Lui le père, était devenu le roi du vent. On le sentait. On l’aurait vu. Presque palpable.
Plus l’arbre grandissait, plus il ressemblait à son père. Les feuilles avaient la couleur de ses yeux. Il est sorti de sa mère fleur. Il avait grandi.
- Va, mon fils, je t’aime.
Et il est parti.

Le père a dit :
-Je me sens seul dans cette femme- maison où tout n’est que silence. Il pleut maintenant. Il pleut. Rien n’est raisonnable ici ! Il est temps que je rentre.
Il a expliqué à la femme-fleur qu’il devait aller retrouver la sagesse. Que c’était elle qui le guidait.
- Je préfère la solitude au silence, j’aime mieux me gorger d’elle que me repaître de toi

La fleur a laissé échapper un pâle sourire de rosée.
Il est parti. En coup de vent. Elle a fané. En souriant.
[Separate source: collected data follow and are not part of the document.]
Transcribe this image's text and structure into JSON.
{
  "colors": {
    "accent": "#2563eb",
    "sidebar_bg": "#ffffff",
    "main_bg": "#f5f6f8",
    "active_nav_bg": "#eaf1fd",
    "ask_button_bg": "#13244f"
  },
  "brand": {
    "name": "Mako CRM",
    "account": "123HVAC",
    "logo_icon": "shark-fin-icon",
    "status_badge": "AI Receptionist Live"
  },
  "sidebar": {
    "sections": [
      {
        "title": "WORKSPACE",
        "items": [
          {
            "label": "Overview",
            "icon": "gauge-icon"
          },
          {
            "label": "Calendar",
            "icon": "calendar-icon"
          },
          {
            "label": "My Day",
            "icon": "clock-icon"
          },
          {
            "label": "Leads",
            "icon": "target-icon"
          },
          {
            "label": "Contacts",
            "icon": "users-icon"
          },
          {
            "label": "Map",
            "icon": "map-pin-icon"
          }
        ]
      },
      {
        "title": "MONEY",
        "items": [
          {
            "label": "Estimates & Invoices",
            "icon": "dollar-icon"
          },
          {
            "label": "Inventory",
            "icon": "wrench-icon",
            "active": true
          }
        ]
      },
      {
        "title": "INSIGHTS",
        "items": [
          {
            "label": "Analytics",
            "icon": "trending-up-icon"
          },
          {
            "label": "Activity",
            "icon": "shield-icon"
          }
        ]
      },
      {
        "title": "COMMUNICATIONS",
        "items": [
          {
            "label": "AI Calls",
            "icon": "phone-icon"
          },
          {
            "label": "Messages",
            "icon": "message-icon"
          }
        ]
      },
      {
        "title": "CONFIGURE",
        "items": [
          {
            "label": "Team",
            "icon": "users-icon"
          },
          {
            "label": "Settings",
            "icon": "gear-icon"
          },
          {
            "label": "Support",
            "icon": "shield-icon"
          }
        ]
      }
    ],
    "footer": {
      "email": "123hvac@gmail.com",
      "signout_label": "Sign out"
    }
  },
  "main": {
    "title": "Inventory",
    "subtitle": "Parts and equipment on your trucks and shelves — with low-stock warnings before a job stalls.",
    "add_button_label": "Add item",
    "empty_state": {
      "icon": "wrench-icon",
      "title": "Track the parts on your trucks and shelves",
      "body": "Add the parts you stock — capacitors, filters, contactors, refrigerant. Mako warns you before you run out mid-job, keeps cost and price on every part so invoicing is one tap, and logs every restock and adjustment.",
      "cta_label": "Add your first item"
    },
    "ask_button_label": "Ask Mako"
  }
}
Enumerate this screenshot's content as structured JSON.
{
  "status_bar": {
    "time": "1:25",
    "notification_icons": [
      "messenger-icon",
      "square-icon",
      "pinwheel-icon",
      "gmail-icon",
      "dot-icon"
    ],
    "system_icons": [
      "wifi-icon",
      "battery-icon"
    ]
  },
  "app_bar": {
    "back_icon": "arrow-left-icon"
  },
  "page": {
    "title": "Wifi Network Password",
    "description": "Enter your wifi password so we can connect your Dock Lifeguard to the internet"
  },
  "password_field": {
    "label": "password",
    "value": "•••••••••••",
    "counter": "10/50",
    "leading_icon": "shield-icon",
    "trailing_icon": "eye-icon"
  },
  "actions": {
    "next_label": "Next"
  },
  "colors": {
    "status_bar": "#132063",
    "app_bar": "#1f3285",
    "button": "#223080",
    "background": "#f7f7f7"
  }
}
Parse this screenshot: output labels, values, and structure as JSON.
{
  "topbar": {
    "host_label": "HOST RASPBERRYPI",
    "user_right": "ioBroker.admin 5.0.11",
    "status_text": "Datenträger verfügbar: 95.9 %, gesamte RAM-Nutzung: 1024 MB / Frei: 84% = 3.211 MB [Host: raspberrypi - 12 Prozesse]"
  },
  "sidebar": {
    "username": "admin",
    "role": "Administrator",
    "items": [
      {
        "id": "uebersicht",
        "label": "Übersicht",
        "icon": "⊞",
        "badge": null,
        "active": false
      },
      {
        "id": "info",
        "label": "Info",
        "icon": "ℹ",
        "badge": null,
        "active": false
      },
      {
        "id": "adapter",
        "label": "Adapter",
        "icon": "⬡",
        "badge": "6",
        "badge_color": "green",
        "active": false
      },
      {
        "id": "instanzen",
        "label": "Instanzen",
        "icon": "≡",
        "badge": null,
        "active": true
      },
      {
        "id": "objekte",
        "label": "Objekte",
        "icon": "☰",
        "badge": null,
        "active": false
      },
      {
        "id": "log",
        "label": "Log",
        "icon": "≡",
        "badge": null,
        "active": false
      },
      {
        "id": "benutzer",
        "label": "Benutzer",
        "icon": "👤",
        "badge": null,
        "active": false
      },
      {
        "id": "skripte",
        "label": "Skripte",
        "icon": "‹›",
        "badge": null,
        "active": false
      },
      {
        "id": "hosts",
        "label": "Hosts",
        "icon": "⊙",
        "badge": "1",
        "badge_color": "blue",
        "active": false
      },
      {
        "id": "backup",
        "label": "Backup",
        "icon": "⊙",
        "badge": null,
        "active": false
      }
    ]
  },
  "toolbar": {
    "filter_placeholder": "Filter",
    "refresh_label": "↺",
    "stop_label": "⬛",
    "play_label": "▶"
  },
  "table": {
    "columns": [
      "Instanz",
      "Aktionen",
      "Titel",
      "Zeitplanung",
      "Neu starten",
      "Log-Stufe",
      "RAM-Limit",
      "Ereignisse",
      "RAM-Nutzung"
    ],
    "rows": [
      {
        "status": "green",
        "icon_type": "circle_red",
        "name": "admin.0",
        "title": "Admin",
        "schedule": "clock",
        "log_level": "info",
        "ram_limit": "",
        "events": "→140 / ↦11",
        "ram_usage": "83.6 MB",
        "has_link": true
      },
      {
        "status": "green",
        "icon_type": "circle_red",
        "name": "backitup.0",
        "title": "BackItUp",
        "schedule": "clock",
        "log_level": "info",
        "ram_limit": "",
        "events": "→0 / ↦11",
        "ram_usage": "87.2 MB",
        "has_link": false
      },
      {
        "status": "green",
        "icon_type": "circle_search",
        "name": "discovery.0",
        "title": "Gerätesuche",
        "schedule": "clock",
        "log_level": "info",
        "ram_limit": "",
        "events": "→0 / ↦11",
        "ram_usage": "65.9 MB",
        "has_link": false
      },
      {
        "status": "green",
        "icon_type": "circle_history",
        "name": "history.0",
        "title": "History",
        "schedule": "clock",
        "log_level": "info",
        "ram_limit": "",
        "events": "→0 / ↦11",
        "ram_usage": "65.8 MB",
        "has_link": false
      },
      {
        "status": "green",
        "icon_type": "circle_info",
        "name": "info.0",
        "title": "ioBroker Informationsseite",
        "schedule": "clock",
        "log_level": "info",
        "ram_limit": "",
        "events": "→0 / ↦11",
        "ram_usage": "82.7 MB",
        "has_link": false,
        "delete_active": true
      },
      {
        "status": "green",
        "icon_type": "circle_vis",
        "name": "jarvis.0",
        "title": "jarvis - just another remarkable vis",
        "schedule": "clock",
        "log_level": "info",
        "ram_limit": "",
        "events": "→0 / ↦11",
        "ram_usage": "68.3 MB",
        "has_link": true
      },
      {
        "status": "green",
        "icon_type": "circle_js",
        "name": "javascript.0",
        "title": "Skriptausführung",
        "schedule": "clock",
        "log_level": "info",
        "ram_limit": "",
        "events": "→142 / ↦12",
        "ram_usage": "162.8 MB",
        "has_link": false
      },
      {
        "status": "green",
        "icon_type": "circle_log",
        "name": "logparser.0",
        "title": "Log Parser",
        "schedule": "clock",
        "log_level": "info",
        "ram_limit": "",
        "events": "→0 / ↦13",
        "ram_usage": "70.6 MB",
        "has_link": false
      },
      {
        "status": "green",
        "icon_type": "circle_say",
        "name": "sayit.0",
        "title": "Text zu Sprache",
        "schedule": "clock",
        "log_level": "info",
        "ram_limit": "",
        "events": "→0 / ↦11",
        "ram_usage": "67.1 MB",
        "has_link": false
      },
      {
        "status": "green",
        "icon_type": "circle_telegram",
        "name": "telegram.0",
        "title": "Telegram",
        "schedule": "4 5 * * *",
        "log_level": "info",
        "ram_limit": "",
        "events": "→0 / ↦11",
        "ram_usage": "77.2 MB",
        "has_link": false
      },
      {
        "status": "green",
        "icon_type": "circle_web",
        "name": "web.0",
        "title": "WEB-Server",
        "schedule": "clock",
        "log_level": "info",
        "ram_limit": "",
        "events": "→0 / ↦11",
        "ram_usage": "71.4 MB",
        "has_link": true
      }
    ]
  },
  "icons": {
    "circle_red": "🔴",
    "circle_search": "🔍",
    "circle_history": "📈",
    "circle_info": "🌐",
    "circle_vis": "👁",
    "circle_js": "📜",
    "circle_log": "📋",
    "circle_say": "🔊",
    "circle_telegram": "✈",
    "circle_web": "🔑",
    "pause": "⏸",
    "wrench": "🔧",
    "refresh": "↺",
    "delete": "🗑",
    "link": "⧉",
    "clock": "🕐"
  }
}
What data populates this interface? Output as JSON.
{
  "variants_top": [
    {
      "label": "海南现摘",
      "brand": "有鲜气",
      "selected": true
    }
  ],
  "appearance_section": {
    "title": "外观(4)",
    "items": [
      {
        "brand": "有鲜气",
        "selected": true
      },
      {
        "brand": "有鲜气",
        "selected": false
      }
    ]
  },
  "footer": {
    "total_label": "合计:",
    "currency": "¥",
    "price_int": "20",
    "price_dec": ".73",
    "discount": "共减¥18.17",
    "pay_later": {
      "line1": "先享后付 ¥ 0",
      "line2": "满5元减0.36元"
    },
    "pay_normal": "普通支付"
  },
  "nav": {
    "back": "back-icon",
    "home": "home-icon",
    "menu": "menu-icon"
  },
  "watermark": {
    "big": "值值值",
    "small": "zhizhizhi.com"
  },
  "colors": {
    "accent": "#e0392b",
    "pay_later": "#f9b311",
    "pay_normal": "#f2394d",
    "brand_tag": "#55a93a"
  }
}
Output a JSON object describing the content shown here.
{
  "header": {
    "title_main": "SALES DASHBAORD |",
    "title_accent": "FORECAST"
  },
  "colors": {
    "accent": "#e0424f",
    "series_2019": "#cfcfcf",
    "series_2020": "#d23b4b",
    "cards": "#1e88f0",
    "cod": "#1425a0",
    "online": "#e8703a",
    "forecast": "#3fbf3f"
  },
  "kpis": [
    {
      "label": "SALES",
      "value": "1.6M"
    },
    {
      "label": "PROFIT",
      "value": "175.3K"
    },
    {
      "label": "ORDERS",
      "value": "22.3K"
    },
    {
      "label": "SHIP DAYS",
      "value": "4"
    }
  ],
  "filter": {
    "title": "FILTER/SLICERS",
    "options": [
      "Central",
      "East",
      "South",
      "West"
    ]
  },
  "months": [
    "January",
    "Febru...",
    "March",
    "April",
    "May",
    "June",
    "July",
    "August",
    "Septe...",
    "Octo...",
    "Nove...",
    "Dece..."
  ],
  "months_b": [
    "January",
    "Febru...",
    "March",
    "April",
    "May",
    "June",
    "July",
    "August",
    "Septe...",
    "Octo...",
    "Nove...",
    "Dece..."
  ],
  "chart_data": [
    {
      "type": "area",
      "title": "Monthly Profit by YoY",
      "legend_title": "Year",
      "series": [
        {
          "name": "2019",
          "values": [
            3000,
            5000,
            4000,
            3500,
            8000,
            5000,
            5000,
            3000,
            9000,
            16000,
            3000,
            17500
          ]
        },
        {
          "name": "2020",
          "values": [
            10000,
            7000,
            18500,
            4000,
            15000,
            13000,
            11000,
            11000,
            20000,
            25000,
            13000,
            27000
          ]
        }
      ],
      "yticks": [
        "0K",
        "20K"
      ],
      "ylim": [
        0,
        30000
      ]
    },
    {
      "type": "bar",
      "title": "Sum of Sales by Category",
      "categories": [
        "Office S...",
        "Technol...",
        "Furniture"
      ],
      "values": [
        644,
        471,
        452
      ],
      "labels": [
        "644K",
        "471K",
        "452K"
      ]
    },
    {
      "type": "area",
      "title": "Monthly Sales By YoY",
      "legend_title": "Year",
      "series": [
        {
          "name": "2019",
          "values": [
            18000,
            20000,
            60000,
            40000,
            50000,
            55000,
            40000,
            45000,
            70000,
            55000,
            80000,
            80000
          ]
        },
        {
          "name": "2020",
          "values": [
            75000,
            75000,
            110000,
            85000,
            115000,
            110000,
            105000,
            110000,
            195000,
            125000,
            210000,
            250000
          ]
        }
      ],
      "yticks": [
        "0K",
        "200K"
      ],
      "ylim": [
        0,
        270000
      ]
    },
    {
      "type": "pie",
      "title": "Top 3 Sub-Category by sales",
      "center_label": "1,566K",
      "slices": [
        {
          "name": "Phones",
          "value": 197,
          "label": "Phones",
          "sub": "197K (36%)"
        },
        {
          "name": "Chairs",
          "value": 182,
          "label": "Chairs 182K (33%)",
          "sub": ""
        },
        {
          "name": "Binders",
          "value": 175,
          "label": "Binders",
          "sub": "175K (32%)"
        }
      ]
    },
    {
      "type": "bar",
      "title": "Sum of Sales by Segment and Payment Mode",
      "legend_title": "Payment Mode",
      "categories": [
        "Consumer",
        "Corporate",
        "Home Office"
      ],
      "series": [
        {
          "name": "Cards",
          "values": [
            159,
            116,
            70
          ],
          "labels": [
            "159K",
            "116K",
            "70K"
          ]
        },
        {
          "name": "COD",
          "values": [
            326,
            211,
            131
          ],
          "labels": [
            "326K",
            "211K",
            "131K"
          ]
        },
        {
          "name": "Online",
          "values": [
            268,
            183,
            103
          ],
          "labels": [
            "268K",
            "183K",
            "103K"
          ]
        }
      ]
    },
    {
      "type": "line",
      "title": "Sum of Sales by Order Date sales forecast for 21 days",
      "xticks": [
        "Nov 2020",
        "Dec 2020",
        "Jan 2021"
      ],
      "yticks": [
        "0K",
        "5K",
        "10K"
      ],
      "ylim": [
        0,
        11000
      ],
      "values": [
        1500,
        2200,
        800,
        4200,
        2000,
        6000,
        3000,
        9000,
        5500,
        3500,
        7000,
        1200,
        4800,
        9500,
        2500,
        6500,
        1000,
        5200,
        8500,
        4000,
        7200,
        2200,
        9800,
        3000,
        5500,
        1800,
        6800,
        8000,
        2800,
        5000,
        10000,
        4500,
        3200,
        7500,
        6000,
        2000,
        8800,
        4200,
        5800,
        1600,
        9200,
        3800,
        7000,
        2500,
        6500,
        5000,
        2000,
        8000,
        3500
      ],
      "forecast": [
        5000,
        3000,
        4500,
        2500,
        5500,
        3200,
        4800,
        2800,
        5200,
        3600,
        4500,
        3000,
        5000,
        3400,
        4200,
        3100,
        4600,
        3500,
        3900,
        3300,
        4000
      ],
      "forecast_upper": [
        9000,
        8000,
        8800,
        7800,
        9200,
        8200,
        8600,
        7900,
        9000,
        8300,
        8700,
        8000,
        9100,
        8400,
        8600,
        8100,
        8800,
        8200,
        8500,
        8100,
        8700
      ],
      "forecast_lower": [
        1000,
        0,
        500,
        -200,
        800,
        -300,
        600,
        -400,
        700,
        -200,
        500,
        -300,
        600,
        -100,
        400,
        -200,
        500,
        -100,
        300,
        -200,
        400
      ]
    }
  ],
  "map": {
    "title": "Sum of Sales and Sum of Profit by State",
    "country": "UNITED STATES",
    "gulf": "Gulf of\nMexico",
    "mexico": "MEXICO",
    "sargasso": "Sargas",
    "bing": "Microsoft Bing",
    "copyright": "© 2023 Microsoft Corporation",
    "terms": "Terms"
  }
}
Tandis qu’elle fanait et devenait noire et racornie, un homme aux longues mains douces est passé. Doucement, le soleil de ses yeux a réchauffé le cœur de la fleur.
-Eveille-toi, fleur ! Eveille-toi ! Je suis là, je m’assieds. Regarde, je reste.
Elle a soulevé un pétale et a vu l’ami aux yeux d’écorces tendres. Elle a déplié ses feuilles tandis qu’il chantait.
Elle, nourrie par le chant de l’ami, revenait, revenait, doucement à elle.
-Je ne te cueillerai pas, pas le moins du monde, je viendrai t’arroser, je serai là.
Tu es jolie, une drôle de fleur que j’aime. Une espèce que je ne connais pas.
Je ne te cueillerai pas. Ne te ferai pas de mal. Je serai là. Simplement.
Alors la fleur s’est arrêtée de faner. Elle a cessé d’être fleur. Elle est redevenue femme,
Peu - à- peu, dans les yeux de l’homme aux longues mains douces qui ne bougeait pas.
Il l’emplissait de sa musique enivrante, et entêtante, rassurante et soyeuse.
Il l’appela Gitane, et elle s’est mise à danser, les bras ouverts, illuminée de sa musique à lui, qui ne bougeait pas, à danser pour cet homme aux yeux d’écorces tendres, qui avait su panser ses blessures.